To conceal the failure to mobilise required resources official discussions on the food security programme quote absolute numbers of the subsidies entailed in even the current programme and the way they have risen over time in nominal or current price terms. This, to start with, exaggerates the real increase in food provided. Thus while the central food subsidy bill rose in nominal terms from Rs.23,280 crore to Rs. 60,573 crore between 2004-05 and 2011-12, the figure in 2011-12 after adjusting for inflation in the wholesale prices of food articles between those dates was Rs. 30,239 crore. One reason why food prices rise is the adjustment that the government has to make to the Minimum Support Price for food grains to compensate for cost of production increase. To use that to declare food subsidy as the burden is clearly disingenuous.
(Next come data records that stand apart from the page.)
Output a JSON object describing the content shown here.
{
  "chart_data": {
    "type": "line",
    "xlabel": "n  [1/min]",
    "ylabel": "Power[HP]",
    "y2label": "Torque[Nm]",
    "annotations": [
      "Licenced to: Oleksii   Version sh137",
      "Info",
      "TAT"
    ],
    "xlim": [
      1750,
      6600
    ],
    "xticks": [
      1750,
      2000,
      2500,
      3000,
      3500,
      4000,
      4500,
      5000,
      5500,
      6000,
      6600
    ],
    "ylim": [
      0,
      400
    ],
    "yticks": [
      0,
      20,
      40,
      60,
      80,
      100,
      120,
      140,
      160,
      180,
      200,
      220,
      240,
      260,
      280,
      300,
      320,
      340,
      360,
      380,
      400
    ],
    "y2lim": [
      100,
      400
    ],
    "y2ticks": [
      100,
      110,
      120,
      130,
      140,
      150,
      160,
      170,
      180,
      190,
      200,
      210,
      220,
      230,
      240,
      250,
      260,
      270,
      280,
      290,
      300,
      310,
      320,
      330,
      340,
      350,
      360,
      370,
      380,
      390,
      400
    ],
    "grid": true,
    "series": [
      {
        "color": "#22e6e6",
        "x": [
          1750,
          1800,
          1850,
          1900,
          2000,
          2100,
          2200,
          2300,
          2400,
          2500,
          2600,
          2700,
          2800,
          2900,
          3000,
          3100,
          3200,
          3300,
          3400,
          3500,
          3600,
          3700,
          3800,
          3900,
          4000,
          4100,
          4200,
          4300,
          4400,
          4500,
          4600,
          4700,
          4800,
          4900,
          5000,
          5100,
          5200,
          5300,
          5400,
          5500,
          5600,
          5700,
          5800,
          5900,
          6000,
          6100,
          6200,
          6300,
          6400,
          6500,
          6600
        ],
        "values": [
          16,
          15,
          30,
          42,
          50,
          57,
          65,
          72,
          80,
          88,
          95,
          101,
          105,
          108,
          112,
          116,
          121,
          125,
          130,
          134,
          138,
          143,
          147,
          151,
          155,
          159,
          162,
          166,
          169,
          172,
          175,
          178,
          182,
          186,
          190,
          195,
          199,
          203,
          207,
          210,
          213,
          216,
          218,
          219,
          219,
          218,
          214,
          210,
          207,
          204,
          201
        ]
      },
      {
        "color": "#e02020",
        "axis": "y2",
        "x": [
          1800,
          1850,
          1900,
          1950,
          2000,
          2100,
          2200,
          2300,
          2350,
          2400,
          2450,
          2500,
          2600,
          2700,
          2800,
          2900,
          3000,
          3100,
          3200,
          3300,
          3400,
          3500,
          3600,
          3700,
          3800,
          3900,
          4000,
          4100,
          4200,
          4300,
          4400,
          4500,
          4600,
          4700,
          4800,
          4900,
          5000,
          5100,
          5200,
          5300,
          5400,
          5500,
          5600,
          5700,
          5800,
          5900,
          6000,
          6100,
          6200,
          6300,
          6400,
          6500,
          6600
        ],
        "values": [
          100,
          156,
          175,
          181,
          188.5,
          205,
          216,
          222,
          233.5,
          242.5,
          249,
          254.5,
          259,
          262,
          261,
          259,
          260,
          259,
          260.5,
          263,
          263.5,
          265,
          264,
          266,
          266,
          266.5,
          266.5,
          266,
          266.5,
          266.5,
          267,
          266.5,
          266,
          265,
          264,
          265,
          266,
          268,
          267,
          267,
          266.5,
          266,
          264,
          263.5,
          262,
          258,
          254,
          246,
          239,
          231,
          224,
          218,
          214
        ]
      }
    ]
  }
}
But without making this clear nominal figures are quoted and taken as being irrefutably indicative of how burdensome it is. The Rangarajan Committee estimated that the subsidy required to support the NAC’s scheme could go up to Rs. 92,000 crore and the Parliamentary Standing Committee estimates the subsidy required to support its recommendations at Rs. 1.12 crore. These figures are controversial and involve strong assumptions.
Further, besides the inflation factor, there is another reason why absolute figures convey little. Take for example the numbers reported in Chart 1 giving the ratio of actual food subsidies over the last decade relative to GDP. In most years subsidies have amounted to between 0.6 and 0.8 per cent of GDP, and touched 1 per cent in only a single year. Raising this figure to more than one per cent is a reasonable demand given the fact that the World Food Programme estimates that, despite high growth over two decades and more, a quarter of the world’s hungry population resides in India and around 43 per cent of children under the age of five years are malnourished.
Moreover, Chart 2 shows that during the 2000s, when corporate profits were soaring, tax concessions in different forms provided to the corporate sector amounted to well above one per cent of GDP. Thus the sum estimated by the Parliamentary Standing Committee as needed to support its recommendation was at 1.35 per cent of GDP in 2011-12, less than the 1.36 per cent of GDP transferred to the corporate sector through these concessions in 2007-08. And corporate tax rebates are only one form in which the corporate sector is favoured, as the controversies over spectrum sale, coal blocks and even gas pricing suggest. Anyone with a sense of social priorities should, in the circumstances, recognise that the argument that the money is not available is without much basis. What is lacking is the will to mobilise the surplus and allocate it to where it is needed most.